CODART, Dutch and Flemish art in museums worldwide

Johannes Grave

Why does the canon still concern us?
Johannes Grave, Professor of Art History, Friedrich Schiller University of Jena

Abstract

The idea of a canon of art and the many proposals for how to compose such a selection of key masterpieces have long been controversial. As the difference between high art and popular art waned in significance, the concept of the canon was inevitably called into question – all the more so since the canon has been instrumental in helping to devalue or exclude numerous works of art, artists and cultures outside Europe and North America. Moreover, in a society that sees quantifiable public interest as the benchmark for importance, there is something anachronistic about holding firm to the notion of a canon as constituting the core of art history.
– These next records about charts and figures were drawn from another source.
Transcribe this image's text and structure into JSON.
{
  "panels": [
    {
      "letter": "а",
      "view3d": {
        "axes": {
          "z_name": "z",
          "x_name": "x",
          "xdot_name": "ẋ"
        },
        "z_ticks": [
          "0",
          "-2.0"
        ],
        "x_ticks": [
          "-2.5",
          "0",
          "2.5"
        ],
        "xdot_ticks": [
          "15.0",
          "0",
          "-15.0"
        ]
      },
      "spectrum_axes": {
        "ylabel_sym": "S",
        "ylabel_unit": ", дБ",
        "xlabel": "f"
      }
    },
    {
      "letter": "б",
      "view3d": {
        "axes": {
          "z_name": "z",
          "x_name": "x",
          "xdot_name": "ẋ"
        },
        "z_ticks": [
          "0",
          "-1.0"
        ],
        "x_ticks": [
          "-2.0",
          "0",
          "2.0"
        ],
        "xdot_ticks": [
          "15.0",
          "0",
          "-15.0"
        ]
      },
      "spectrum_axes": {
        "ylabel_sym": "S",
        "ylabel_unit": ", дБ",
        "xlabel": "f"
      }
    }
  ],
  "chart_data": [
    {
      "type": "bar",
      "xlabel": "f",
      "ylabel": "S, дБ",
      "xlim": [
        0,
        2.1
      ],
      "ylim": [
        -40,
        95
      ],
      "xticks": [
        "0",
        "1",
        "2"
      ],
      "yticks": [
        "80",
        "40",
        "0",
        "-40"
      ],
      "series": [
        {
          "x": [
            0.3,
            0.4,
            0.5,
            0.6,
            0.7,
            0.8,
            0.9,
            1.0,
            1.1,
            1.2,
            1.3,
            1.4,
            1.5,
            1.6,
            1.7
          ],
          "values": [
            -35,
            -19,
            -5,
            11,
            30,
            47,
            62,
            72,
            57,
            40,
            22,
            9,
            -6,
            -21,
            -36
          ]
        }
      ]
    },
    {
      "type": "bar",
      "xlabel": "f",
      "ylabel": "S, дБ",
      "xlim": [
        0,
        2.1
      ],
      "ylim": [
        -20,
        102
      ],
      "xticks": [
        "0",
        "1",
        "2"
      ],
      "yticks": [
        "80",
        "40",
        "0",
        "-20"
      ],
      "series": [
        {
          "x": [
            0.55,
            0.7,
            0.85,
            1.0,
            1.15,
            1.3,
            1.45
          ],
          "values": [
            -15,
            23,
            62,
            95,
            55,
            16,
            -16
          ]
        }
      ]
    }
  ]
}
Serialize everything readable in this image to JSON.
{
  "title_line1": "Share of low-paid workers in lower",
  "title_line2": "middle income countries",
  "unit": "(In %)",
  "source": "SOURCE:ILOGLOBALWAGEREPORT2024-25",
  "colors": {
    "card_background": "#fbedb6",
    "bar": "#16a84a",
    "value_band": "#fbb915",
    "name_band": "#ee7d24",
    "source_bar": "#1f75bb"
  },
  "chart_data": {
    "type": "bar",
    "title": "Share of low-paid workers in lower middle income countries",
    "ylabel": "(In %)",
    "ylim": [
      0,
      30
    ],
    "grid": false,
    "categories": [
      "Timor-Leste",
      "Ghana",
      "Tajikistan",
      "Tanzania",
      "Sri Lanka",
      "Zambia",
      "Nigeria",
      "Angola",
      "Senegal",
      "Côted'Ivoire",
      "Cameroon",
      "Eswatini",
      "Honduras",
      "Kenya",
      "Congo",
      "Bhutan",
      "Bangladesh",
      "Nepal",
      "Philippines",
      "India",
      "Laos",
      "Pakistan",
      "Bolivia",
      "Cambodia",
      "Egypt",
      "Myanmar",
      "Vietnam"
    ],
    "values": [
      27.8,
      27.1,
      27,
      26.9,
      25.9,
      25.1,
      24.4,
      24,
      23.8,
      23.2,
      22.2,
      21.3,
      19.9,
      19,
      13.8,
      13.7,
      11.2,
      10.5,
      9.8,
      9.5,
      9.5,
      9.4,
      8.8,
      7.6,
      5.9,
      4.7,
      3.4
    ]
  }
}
Nonetheless, the age-old questions about the canon as a concept continue to concern us. They arise, for instance when deciding what to teach in university courses. Is it not reasonable to insist on preserving a basic stock of universally known works – albeit an open and flexible one – to which we can refer in our work and in our professional collaboration with others? Furthermore, is there not a risk that hierarchies and exclusions may become even more entrenched if we do not heighten our awareness of them by discussing a canon? The talk will propose a shift in the way we discuss the canon. Rather than debating the need for a canon and its composition, let us instead reflect on ways of dealing with canons that make them flexible, mutable crystallization points for reflecting on the fundamental issues of our discipline.

© Anne Günther FSU Jena

About Johannes Grave

Johannes Grave is Professor of Art History at the Friedrich Schiller University of Jena. His research focuses on the early Italian Renaissance, French painting, and art around 1800 and in the early nineteenth century. In addition, he works on theoretical questions concerning pictorial perception and on practices of comparison. In 2020 he was awarded the Gottfried Wilhelm Leibniz Prize of the German Research Foundation. His publications include Giovanni Bellini. The Art of Contemplation (London/New York 2018), Architekturen des Sehens: Bauten in Bildern des Quattrocento (Munich 2015), and Caspar David Friedrich (2nd ed. London/New York 2017).